Step 6: Activate to Destinations

Now connect your audiences to the tools where your team takes action — CRMs, ad platforms, email tools, and more.

Set Up a Destination

  1. Navigate to Connections under Destinations in the left sidebar
  2. Click Add Destination
  3. Select the destination type (e.g., Salesforce, Google Ads, Braze)
  4. Complete the authentication flow
  5. Click Save

Create a Sync

  1. Navigate to Syncs under Destinations
  2. Click Create Sync
  3. Select the audience you built in Step 5
  4. Select the destination
  5. Choose a sync mode:
    • Mirror — Keeps the destination in perfect sync (adds new members, removes exited members). Best for most use cases.
    • Additive — Only adds new members, never removes. Good for building cumulative lists.
    • Subtractive — Only removes members who no longer qualify. Good for suppression lists.
  6. Map fields — select which computed attributes and attributes to send alongside membership
  7. Set a schedule (e.g., every 6 hours)
  8. Click Save & Run

Monitor the Sync

  1. Go to the Sync Runs tab on the sync detail page
  2. Review the run summary: members added, removed, updated, and any errors
  3. Check Insights > Sync Health for ongoing monitoring across all syncs

Benefits of the Warehouse-First Approach

Data Stays in Your Warehouse

Customer data never leaves your infrastructure.
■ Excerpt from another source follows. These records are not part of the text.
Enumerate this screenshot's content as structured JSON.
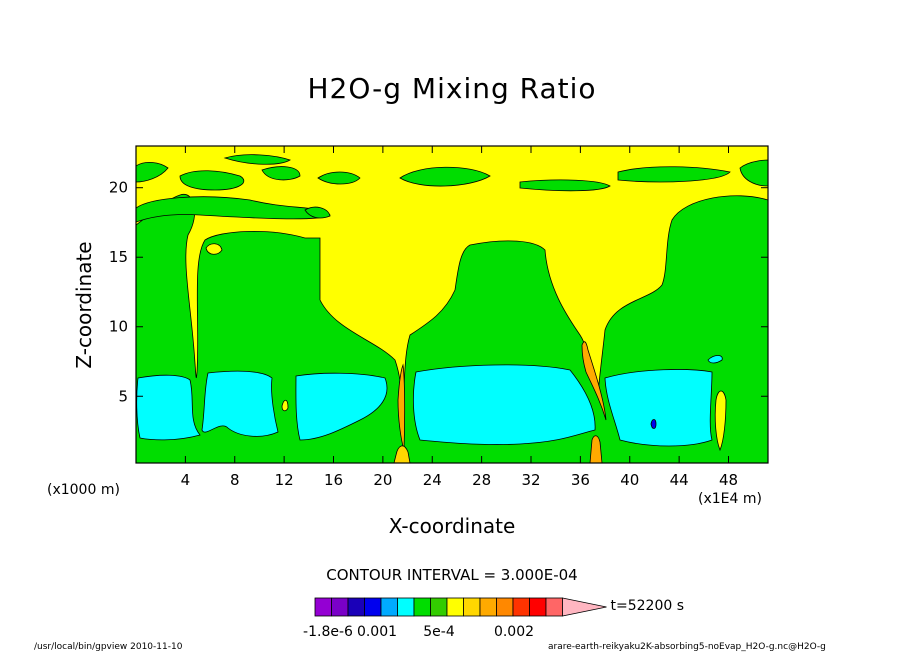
{
  "chart_data": {
    "type": "heatmap",
    "title": "H2O-g Mixing Ratio",
    "xlabel": "X-coordinate",
    "ylabel": "Z-coordinate",
    "x_unit": "(x1E4 m)",
    "y_unit": "(x1000 m)",
    "x_ticks": [
      "4",
      "8",
      "12",
      "16",
      "20",
      "24",
      "28",
      "32",
      "36",
      "40",
      "44",
      "48"
    ],
    "x_tick_values": [
      4,
      8,
      12,
      16,
      20,
      24,
      28,
      32,
      36,
      40,
      44,
      48
    ],
    "y_ticks": [
      "5",
      "10",
      "15",
      "20"
    ],
    "y_tick_values": [
      5,
      10,
      15,
      20
    ],
    "xlim": [
      0,
      51.2
    ],
    "ylim": [
      0.2,
      23
    ],
    "contour_interval": "CONTOUR INTERVAL = 3.000E-04",
    "time_label": "t=52200 s",
    "colorbar_labels": [
      "-1.8e-6",
      "0.001",
      "5e-4",
      "0.002"
    ],
    "colorbar_colors": [
      "#9400d3",
      "#7a00c8",
      "#1a00b8",
      "#0000ee",
      "#00aaff",
      "#00ffff",
      "#00dd00",
      "#33cc00",
      "#ffff00",
      "#ffd700",
      "#ffaa00",
      "#ff8800",
      "#ff3300",
      "#ff0000",
      "#ff6666",
      "#ffb6c1"
    ],
    "regions": [
      {
        "name": "background",
        "color": "#ffff00"
      },
      {
        "name": "moist-layer",
        "color": "#00dd00"
      },
      {
        "name": "wet-cell",
        "color": "#00ffff"
      },
      {
        "name": "updraft-core",
        "color": "#ffaa00"
      },
      {
        "name": "dry-core",
        "color": "#0000ee"
      }
    ]
  },
  "footer": {
    "left": "/usr/local/bin/gpview  2010-11-10",
    "right": "arare-earth-reikyaku2K-absorbing5-noEvap_H2O-g.nc@H2O-g"
  }
}
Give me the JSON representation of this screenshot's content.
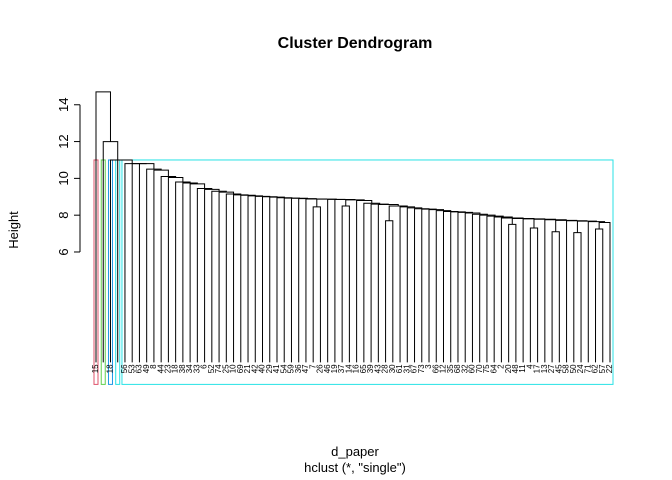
{
  "chart_data": {
    "type": "dendrogram",
    "title": "Cluster Dendrogram",
    "xlabel": "d_paper",
    "sub": "hclust (*, \"single\")",
    "ylabel": "Height",
    "yticks": [
      6,
      8,
      10,
      12,
      14
    ],
    "ylim": [
      -1.5,
      15.4
    ],
    "root_height": 14.7,
    "second_height": 12.0,
    "rect_height": 11.0,
    "leaf_labels": [
      "15",
      "",
      "18",
      "",
      "56",
      "53",
      "63",
      "49",
      "8",
      "44",
      "23",
      "18",
      "38",
      "34",
      "33",
      "6",
      "52",
      "74",
      "25",
      "10",
      "69",
      "21",
      "42",
      "40",
      "29",
      "41",
      "54",
      "59",
      "36",
      "47",
      "7",
      "26",
      "46",
      "19",
      "37",
      "14",
      "16",
      "65",
      "39",
      "43",
      "28",
      "30",
      "61",
      "31",
      "67",
      "73",
      "3",
      "66",
      "12",
      "35",
      "68",
      "32",
      "60",
      "70",
      "75",
      "64",
      "2",
      "20",
      "48",
      "11",
      "4",
      "17",
      "13",
      "27",
      "45",
      "58",
      "50",
      "24",
      "71",
      "62",
      "57",
      "22"
    ],
    "left_leaves": [
      {
        "label": "15",
        "height": 11.0,
        "color": "#DF536B"
      },
      {
        "label": "",
        "height": 11.0,
        "color": "#61D04F"
      },
      {
        "label": "18",
        "height": 11.0,
        "color": "#2297E6"
      },
      {
        "label": "",
        "height": 11.0,
        "color": "#28E2E5"
      }
    ],
    "main_merges": [
      10.8,
      10.5,
      10.45,
      10.1,
      10.05,
      9.8,
      9.75,
      9.7,
      9.45,
      9.4,
      9.3,
      9.25,
      9.15,
      9.1,
      9.08,
      9.05,
      9.02,
      9.0,
      8.98,
      8.95,
      8.93,
      8.92,
      8.9,
      8.88,
      8.87,
      8.86,
      8.85,
      8.83,
      8.8,
      8.65,
      8.6,
      8.58,
      8.5,
      8.45,
      8.4,
      8.35,
      8.33,
      8.3,
      8.25,
      8.2,
      8.18,
      8.15,
      8.12,
      8.05,
      8.0,
      7.95,
      7.9,
      7.85,
      7.82,
      7.8,
      7.78,
      7.75,
      7.72,
      7.7,
      7.68,
      7.65,
      7.6
    ],
    "sub_merges": [
      {
        "after": 30,
        "height": 8.45
      },
      {
        "after": 34,
        "height": 8.5
      },
      {
        "after": 40,
        "height": 7.7
      },
      {
        "after": 57,
        "height": 7.5
      },
      {
        "after": 60,
        "height": 7.3
      },
      {
        "after": 63,
        "height": 7.1
      },
      {
        "after": 66,
        "height": 7.05
      },
      {
        "after": 69,
        "height": 7.25
      }
    ],
    "colors": {
      "line": "#000000",
      "rect": "#28E2E5"
    }
  }
}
Zeotap reads data via SQL queries and writes only activation payloads (membership lists, mapped fields) to destinations. Your warehouse remains the authoritative store.

SQL-Native Transparency

Every computed attribute, audience, and model is expressed as SQL. Your data team can review the exact queries being run, version them in your own systems, and extend them with warehouse-specific functions.

Complete Audit Trail

Every sync run, computed attribute evaluation, and audience computation is logged with timestamps, row counts, and error details. Use Insights dashboards or query the audit tables directly in your warehouse.

No Vendor Lock-In

Because your data stays in your warehouse and all logic is expressed as SQL, there’s no proprietary data format or opaque scoring engine to migrate away from. If you stop using Zeotap, your data is exactly where it always was.

Warehouse-Scale Performance

Audience evaluation, computed-attribute computation, and data preparation all happen on your warehouse’s compute engine. You get the full power of Snowflake, BigQuery, or Databricks — not a scaled-down CDP query engine.